Grandmother Sandra Layne charged with murder of grandson

WEST BLOOMFIELD, MI - The grandmother accused of shooting and killing her grandson in Michigan last Friday reportedly feared her grandson was using synthetic pot and that he would kill her in a violent rage.

Sources tell Scripps station Action News 74-year-old Sandra Layne saw the story of the Cipriano family and feared she would meet the same fate. 

Bob Cipriano was murdered and his teenaged son and wife were beaten during a baseball bat attack inside their Farmington Hills home last month. The killings were allegedly carried out by their son and friend who were said to have been on synthetic pot during the attack.

Monday afternoon at Sandra Layne's arraignment, she was charged with open murder at 48th District Court in Bloomfield Township.  In open murder trials, a jury decides whether a defendant is guilty of first or second degree murder.

The petite mother of five and grandmother of nine kids sat quietly as she also learned she has a firearms charge against her.

No bond was set.

Several neighbors called police after they heard the gunshots. Even 17-year-old Jonathan Hoffman called 911 for help after police said that his grandmother shot him multiple times. The teenager died at Botsford Hospital.

One of Layne's attorneys said Hoffman tested positive for synthetic marijuana.

"All we know for sure is a domestic situation obviously got out of hand and we have a deceased subject as a result," said Lt. Tim Diamond with the West Bloomfield Police Department.  Police are not saying how the argument started.

In court, it was revealed that Hoffman was shot eight times.

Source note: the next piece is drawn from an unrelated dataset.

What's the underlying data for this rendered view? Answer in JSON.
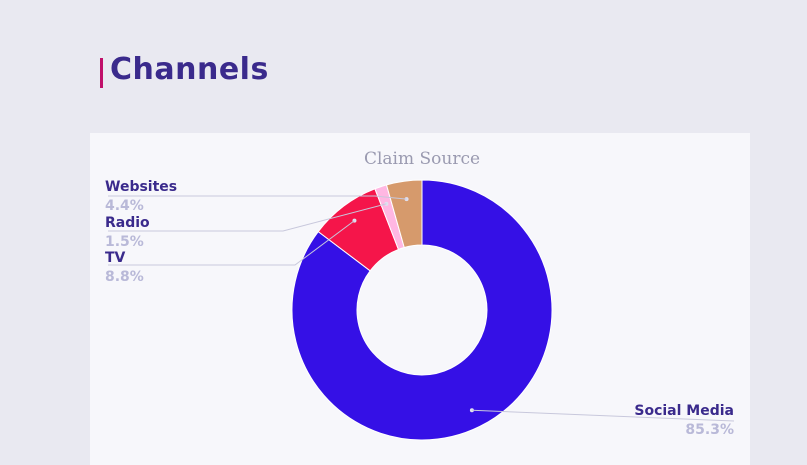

The shooting happened at the Maple Place Villas condo complex in West Bloomfield, a gated community where the grandparents live.

A detective took the stand saying when officers arrived, she commented that she had just murdered her grandson.

When Hoffman's friends heard about his death they ran to the police department in utter disbelief. Even the grandmother's attorney has not dealt with this scenario before.

"I have never seen a grandmother kill a grandson," said attorney Jerome Sabbota. Family members retained Sabbota who spoke with the grandmother Saturday morning for a few hours.

"She's fragile, she's scared, and she's upset. She feels tremendous sorrow," said Sabbota.

The grandfather was not home at the time of the shooting. Police took the grandmother to the hospital to be checked out for medical conditions and the hospital released her to police this morning where she is still in custody.

Police recovered a handgun used in the shooting but will not say who it belongs to. The elderly woman's attorney says she bought the gun, a .40 caliber semi-automatic, to protect her and her husband against burglars.

This is not the first time there has been a domestic dispute between grandmother and grandson. The police were called to the home back in March but no charges were ever filed.

"I would categorize it as a typical family argument that was diffused and no arrests were made at that time," said Lt. Tim Diamond.

Hoffman attended an alternative school called Farmington Central High School. He had been living with his grandparents for the past six months. His sister lives in Arizona with one of their parents.

"He didn't want to stay at home that's why he was with Grandma. Grandma was responsible for him. Grandma made sure he went to school. Grandma drove him to school. Grandma took him to court. Grandma took care of him," said Sabbota.

Sabbota said that Hoffman had other recent troubles with police.

Sabbota's partner Mitchell Ribitwer was in court representing Layne during her arraignment.  He described Hoffman as "troubled" and added there were drugs inside the home at the time he was killed.